How To Avoid A Climate Disaster
How to Avoid a Climate Disaster: The Solutions We Have and the Breakthroughs We Need by Bill Gates
🚀 The Book in 3 Sentences
We need to get from 51 billion tonnes of CO2 every year, to 0.
We need to address all areas that create emissions: making things, plugging in, growing things, getting around, and keeping cool and warm.
Policy changes and using our own voice to change politics is the best individual solution.
🎨 Impressions
I was overall disappointed with this book. It told me nothing new about climate change and the solutions where not breakthroughs, more a retelling of preexisting ideas. It comes across as the pure basics of climate change and an overview not a new take with radical solutions.
How I Discovered It
I have followed Bill Gates work on climate change through his podcast and writing and wanted to read the full book.
Who Should Read It?
If you want an overview of the climate situation we are in, this book provides a high-level summary of the problems and solutions needed. And would be a good introductory read to the topic area.
✍️ My Top 3 Quotes
Remember that we need to find solutions for all five activities that emissions come from: making things, plugging in, growing things, getting around, and keeping cool and warm.
The point is that when we focus on all three things at once—technology, policies, and markets—we can encourage innovation, spark new companies, and get new products into the market fast.
It’s easy to feel powerless in the face of a problem as big as climate change. But you’re not powerless.
📒 Summary + Notes
The Case for Zero
The 2 numbers to know: 51 billion and zero.
51 billion is how many tons of greenhouse gases the world typically adds to the atmosphere each year. We need to get to zero.
3 things Bill Gates has become convinced of:
to avoid a climate diaster, we have to get to zero
we need to deploy the tools we already have, like solar and wind, faster and smarter
we need to create and roll out breakthrough technologies that can take us the rest of the way
The case for zero: the climate is like a bath tub slowly filling with water. Even if we stop the flow to a trickle, it will eventually fill up and water will spill out over the floor. Setting a goal to reduce our emissions won't work - we need to eliminate them.
If we say 'reduce by 2030' instead of the 'zero by 2050' goal, then we have little hope of getting to zero.
Zero won't come for free - we will have to invest in research, create policies that will drive the markers towards clean energy that are right now more expensive than greenhouse emitting alternatives.
But, it is hard to impose higher costs now in exchange for a better climate later. There is a major incentive to resist cutting their emissions especially in mid to low income countries. The problem is they are worried about how much the solution will cost them.
The Energy Industry
There is nothing wrong with using more energy as long as it's carbon-free. The key to addressing climate change is to make clean energy just as cheap and reliable as what we get from fossil fuels.
The energy industry has huge capital costs that never go away. If you spend 1 bil on a coal plant, your next one won't be any cheaper. And your investors expect money for say 30 years so if someone comes along with new better technology in 10 years time, you're not just going to shut down the old one and build a new one. At least not without a payoff or regulations.

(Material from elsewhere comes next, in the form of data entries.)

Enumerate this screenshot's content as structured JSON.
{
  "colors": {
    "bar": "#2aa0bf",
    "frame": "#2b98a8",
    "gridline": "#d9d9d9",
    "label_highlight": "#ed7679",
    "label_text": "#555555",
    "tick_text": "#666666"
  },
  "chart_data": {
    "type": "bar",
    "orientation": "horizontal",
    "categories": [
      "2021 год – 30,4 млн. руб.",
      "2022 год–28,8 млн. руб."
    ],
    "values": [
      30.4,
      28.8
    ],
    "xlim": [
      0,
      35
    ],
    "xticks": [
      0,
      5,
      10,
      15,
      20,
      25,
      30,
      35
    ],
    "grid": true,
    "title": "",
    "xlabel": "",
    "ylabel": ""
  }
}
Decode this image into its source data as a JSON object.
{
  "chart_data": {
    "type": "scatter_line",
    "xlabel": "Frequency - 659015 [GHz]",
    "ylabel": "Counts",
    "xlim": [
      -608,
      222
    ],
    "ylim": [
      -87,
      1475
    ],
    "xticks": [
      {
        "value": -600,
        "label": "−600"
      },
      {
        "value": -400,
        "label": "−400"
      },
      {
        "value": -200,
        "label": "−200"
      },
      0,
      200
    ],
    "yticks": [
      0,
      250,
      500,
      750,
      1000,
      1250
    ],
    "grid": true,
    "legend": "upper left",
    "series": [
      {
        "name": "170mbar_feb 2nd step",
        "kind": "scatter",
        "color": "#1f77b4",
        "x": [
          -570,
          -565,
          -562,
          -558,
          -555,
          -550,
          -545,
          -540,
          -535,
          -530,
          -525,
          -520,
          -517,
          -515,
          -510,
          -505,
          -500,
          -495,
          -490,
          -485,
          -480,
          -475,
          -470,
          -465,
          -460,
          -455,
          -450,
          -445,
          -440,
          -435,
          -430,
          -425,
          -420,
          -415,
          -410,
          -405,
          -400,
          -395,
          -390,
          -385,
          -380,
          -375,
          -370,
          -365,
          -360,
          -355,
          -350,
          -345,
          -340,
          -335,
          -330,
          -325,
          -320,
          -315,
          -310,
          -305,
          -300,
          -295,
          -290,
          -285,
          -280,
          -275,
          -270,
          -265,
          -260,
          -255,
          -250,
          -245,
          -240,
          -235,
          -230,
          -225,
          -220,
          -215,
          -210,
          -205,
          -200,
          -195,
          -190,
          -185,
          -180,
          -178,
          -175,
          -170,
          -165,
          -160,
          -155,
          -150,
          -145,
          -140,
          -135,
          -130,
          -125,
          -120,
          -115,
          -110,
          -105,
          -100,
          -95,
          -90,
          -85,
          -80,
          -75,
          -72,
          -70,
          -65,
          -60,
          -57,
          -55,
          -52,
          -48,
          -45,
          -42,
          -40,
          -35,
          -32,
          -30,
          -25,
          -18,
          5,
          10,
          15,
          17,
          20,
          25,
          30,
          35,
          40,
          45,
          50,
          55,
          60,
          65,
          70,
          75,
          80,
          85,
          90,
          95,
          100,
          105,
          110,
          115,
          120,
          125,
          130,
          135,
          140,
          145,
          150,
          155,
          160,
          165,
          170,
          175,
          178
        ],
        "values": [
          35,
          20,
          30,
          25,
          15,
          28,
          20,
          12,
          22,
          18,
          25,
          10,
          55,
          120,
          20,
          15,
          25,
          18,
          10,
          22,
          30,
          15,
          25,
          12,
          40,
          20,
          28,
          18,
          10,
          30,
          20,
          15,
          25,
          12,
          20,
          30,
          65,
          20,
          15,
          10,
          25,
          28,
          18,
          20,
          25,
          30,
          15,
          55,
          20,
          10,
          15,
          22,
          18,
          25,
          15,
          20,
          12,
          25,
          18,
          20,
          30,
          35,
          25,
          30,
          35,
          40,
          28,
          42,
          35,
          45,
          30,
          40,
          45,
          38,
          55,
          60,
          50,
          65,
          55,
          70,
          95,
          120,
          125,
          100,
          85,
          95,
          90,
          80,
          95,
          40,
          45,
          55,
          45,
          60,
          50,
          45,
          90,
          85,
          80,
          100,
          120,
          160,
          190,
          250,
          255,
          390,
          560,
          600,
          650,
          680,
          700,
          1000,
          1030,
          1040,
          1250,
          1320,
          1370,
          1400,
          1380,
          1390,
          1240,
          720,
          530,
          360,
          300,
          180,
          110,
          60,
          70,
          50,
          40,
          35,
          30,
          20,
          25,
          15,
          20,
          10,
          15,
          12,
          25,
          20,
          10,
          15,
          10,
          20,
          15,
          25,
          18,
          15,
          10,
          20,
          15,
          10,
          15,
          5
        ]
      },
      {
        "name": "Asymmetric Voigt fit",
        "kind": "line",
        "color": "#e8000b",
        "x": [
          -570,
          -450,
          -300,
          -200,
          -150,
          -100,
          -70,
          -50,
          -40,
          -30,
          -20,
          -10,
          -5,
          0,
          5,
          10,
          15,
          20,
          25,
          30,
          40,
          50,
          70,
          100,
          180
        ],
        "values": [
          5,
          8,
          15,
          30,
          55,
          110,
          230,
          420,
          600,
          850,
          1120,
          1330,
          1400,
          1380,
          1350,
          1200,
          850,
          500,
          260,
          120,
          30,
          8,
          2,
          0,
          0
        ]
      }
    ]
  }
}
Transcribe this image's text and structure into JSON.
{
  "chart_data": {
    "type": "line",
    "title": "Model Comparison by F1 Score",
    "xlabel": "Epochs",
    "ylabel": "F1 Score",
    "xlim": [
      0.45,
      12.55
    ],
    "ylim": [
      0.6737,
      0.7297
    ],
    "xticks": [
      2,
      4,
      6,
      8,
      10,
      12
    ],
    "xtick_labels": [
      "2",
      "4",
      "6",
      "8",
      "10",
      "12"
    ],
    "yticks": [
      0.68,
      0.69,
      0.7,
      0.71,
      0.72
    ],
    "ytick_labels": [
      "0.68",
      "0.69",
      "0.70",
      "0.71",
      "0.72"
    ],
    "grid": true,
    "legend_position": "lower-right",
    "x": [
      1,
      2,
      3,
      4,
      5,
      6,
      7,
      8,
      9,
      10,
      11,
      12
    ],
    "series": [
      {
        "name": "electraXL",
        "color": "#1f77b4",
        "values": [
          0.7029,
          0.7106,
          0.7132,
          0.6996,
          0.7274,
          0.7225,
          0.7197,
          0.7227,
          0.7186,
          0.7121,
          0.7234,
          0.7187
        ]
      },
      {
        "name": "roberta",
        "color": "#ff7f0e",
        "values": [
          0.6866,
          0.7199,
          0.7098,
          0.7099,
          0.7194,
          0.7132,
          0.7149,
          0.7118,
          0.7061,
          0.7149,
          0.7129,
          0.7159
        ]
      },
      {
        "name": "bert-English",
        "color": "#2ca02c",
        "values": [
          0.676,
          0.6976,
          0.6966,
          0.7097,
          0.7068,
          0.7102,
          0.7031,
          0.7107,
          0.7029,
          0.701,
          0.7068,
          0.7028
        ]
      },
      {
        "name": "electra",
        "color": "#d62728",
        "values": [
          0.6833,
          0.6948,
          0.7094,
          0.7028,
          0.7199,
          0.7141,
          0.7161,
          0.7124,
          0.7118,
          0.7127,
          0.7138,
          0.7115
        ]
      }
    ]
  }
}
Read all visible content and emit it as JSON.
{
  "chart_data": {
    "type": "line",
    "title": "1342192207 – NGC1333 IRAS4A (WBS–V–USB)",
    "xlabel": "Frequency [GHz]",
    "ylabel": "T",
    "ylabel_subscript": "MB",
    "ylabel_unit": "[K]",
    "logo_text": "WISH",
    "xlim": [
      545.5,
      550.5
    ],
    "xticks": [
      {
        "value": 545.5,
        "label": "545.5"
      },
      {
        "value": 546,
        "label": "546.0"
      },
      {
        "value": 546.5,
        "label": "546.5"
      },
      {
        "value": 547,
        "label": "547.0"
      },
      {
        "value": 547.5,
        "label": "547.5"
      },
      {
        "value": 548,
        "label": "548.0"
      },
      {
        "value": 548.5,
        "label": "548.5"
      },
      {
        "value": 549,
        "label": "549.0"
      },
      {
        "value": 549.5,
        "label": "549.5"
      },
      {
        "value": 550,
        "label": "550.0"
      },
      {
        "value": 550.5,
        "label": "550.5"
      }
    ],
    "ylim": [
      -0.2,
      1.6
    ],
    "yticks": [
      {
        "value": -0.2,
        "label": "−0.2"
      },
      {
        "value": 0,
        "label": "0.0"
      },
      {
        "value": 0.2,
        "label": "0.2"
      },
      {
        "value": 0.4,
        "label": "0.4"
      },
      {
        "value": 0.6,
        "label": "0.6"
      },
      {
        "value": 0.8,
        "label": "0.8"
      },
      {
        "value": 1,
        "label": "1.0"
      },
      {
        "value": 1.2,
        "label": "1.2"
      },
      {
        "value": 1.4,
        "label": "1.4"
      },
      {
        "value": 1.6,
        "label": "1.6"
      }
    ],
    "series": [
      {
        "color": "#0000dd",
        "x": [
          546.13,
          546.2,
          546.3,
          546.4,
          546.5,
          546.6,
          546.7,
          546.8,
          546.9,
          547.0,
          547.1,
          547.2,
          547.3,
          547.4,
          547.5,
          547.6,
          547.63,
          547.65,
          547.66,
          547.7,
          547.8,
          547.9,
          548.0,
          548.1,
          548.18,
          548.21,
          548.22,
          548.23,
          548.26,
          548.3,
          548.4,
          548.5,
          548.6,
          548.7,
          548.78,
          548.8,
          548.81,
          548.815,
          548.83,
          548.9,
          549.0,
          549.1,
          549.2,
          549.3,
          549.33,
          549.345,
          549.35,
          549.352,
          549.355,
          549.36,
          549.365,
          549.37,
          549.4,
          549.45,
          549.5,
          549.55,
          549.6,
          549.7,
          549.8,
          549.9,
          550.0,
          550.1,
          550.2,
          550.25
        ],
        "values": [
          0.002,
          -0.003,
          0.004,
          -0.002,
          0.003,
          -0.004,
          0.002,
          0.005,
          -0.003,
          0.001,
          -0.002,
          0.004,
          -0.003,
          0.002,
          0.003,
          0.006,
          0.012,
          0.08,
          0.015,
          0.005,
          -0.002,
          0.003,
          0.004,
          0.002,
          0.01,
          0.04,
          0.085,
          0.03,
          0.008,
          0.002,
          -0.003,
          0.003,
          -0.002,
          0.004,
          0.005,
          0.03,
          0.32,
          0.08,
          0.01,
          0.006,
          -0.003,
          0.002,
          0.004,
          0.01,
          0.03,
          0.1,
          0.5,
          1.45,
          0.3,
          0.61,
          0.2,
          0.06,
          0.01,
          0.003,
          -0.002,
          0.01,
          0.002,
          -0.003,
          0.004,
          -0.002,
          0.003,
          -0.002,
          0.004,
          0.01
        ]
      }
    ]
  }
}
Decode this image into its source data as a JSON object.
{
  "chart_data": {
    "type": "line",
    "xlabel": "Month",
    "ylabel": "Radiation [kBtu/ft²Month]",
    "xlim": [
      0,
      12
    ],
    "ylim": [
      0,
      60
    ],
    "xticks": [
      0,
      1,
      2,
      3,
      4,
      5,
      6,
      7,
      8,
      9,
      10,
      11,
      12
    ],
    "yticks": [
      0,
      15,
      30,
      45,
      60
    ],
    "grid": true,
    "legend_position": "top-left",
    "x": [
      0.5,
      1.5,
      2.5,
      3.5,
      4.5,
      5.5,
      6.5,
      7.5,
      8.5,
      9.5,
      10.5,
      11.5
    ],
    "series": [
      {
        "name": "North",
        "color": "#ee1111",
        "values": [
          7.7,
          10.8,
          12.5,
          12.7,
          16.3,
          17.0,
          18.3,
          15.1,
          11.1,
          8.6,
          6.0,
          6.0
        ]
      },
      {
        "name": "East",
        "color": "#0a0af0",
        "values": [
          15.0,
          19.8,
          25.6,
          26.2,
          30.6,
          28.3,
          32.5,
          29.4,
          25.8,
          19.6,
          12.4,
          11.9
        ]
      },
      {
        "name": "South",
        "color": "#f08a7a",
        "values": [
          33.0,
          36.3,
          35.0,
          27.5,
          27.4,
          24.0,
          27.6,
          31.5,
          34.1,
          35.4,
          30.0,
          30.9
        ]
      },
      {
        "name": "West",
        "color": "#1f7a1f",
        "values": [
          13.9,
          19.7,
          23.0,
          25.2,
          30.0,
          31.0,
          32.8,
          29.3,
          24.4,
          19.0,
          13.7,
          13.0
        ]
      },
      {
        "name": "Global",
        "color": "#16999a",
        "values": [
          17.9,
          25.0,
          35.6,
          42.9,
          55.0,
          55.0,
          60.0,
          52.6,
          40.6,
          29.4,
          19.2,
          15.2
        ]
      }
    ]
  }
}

Society also tolerates very little risk in the energy business. We demand reliable electricity, the lights need to come on when we flick the switch. We worry about safety concerns and disasters that may arise.
We have a large understandable incentive to stick to what we know, even if what we know is killing us. What we need to do is change the incentives so that we can build an energy system that is all the things we like (cheap and reliable) and none of the things we don't like.
We need lots of breakthroughs in science and engineering,. We need to build a consensus that doesn't exists and create public policies to push a transition that would not happen otherwise. We need the energy system to stop doing all the things we don't like.
Five Questions to Ask in Every Climate Debate
Convert tons of emission to a percentage of 51 billion
Remember that we need to find solutions for all five activities: making things, plugging in, growing things, getting around, and keeping cool and warm.
Kilowatt = house. Gigawatt = mid-seized city. Hundreds of gigawatts = big, rich country
Consider how much space you're going to need.
Keep the green premiums in mind and ask if they are low enough for middle-income countries to pay.